Quarentena – Uma história de amor

Plano Nacional de Leitura

Literatura – Maiores de 18 anos

Um casal, decidido a separar-se e de malas feitas, é obrigado pelas autoridades de saúde a uma quarentena. O seu apartamento transforma-se numa arena de proximidade física e distâncias calculadas, onde os restos da vida amorosa e o trautear televisivo de uma pandemia mudam o mundo por dentro e por fora.

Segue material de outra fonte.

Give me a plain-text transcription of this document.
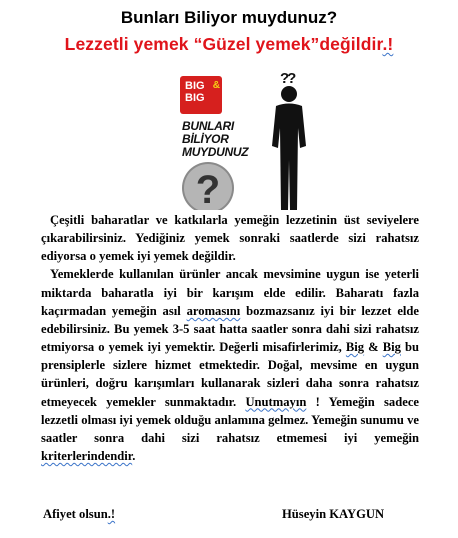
Bunları Biliyor muydunuz?
Lezzetli yemek “Güzel yemek”değildir.!
BIG &
BIG
BUNLARI
BİLİYOR MUYDUNUZ
?
??

Çeşitli baharatlar ve katkılarla yemeğin lezzetinin üst seviyelere çıkarabilirsiniz. Yediğiniz yemek sonraki saatlerde sizi rahatsız ediyorsa o yemek iyi yemek değildir.

Yemeklerde kullanılan ürünler ancak mevsimine uygun ise yeterli miktarda baharatla iyi bir karışım elde edilir. Baharatı fazla kaçırmadan yemeğin asıl aromasını bozmazsanız iyi bir lezzet elde edebilirsiniz. Bu yemek 3-5 saat hatta saatler sonra dahi sizi rahatsız etmiyorsa o yemek iyi yemektir. Değerli misafirlerimiz, Big & Big bu prensiplerle sizlere hizmet etmektedir. Doğal, mevsime en uygun ürünleri, doğru karışımları kullanarak sizleri daha sonra rahatsız etmeyecek yemekler sunmaktadır. Unutmayın ! Yemeğin sadece lezzetli olması iyi yemek olduğu anlamına gelmez. Yemeğin sunumu ve saatler sonra dahi sizi rahatsız etmemesi iyi yemeğin kriterlerindendir.

Afiyet olsun.!	Hüseyin KAYGUN
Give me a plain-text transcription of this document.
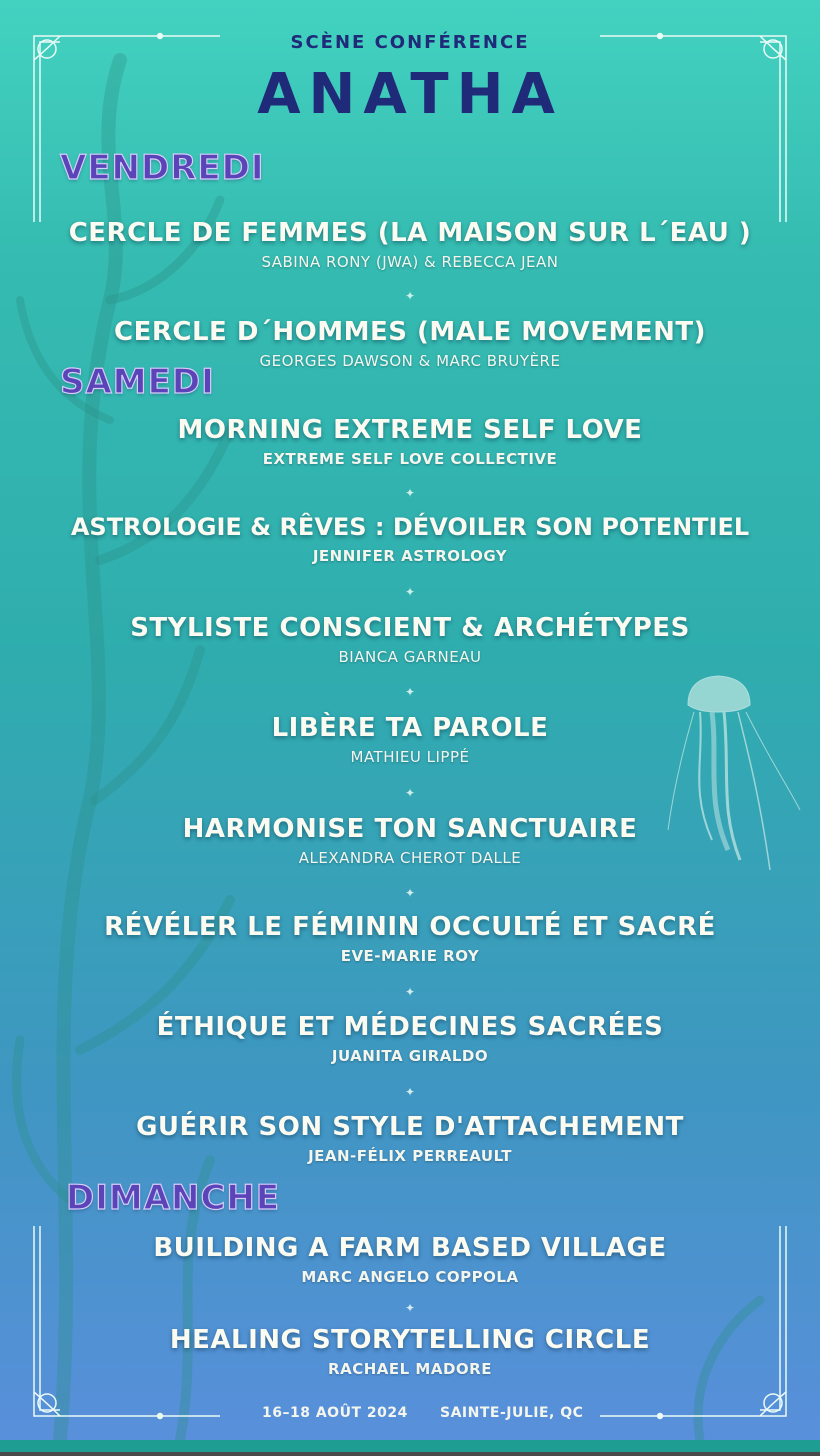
SCÈNE CONFÉRENCE
ANATHA
VENDREDI
CERCLE DE FEMMES (LA MAISON SUR L´EAU )
SABINA RONY (JWA) & REBECCA JEAN
✦
CERCLE D´HOMMES (MALE MOVEMENT)
GEORGES DAWSON & MARC BRUYÈRE
SAMEDI
MORNING EXTREME SELF LOVE
EXTREME SELF LOVE COLLECTIVE
✦
ASTROLOGIE & RÊVES : DÉVOILER SON POTENTIEL
JENNIFER ASTROLOGY
✦
STYLISTE CONSCIENT & ARCHÉTYPES
BIANCA GARNEAU
✦
LIBÈRE TA PAROLE
MATHIEU LIPPÉ
✦
HARMONISE TON SANCTUAIRE
ALEXANDRA CHEROT DALLE
✦
RÉVÉLER LE FÉMININ OCCULTÉ ET SACRÉ
EVE-MARIE ROY
✦
ÉTHIQUE ET MÉDECINES SACRÉES
JUANITA GIRALDO
✦
GUÉRIR SON STYLE D'ATTACHEMENT
JEAN-FÉLIX PERREAULT
DIMANCHE
BUILDING A FARM BASED VILLAGE
MARC ANGELO COPPOLA
✦
HEALING STORYTELLING CIRCLE
RACHAEL MADORE
16–18 AOÛT 2024 SAINTE-JULIE, QC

Ali, sob o regime forçado de uma intimidade perdida, percebemos como, entre antigos amantes, vizinhos e desconhecidos, a saudade das multidões e dos sentimentos sempre estiveram à altura de nos resgatar do peso do presente.

«Mariana diz que quer construir um muro aqui. Preparamo-nos para habitar uma cidade de desconhecidos, não era o que eu desejava nesta geografia. A nossa casa deforma-se entre ruínas. Já fomos tão parecidos que podíamos ser invisíveis. Já fomos diferentes, eu via Mariana no escuro. Éramos os dois uma cor, não me lembro da cor, éramos duas cores. Não me lembro das duas cores. Fomos as duas metades do melhor de dois mundos. Depois conto-vos.

– Nós os dois. Qual é a primeira coisa de que te lembras?

– Não quero lembrar-me da primeira coisa de que me lembro. Mas foi bom.

Aviso: fiquem em casa e respeitem a distância social. Famílias, sejam sociais, salvem o mundo. Pratiquem o exercício da distância.

«Mariana e eu já fomos orgulhosamente nós, orgulhosamente sós, éramos um povo a dois, humilde e lutador, um povo capaz de atos íntimos grandiosos. Um povo frágil, discreto e seguro, feito da mesma fibra dos médicos e dos enfermeiros, dos professores e dos funcionários dos supermercados, feito da fibra de pais e padeiros, psicólogos até. O único fim digno para um grande amor é um acidente.»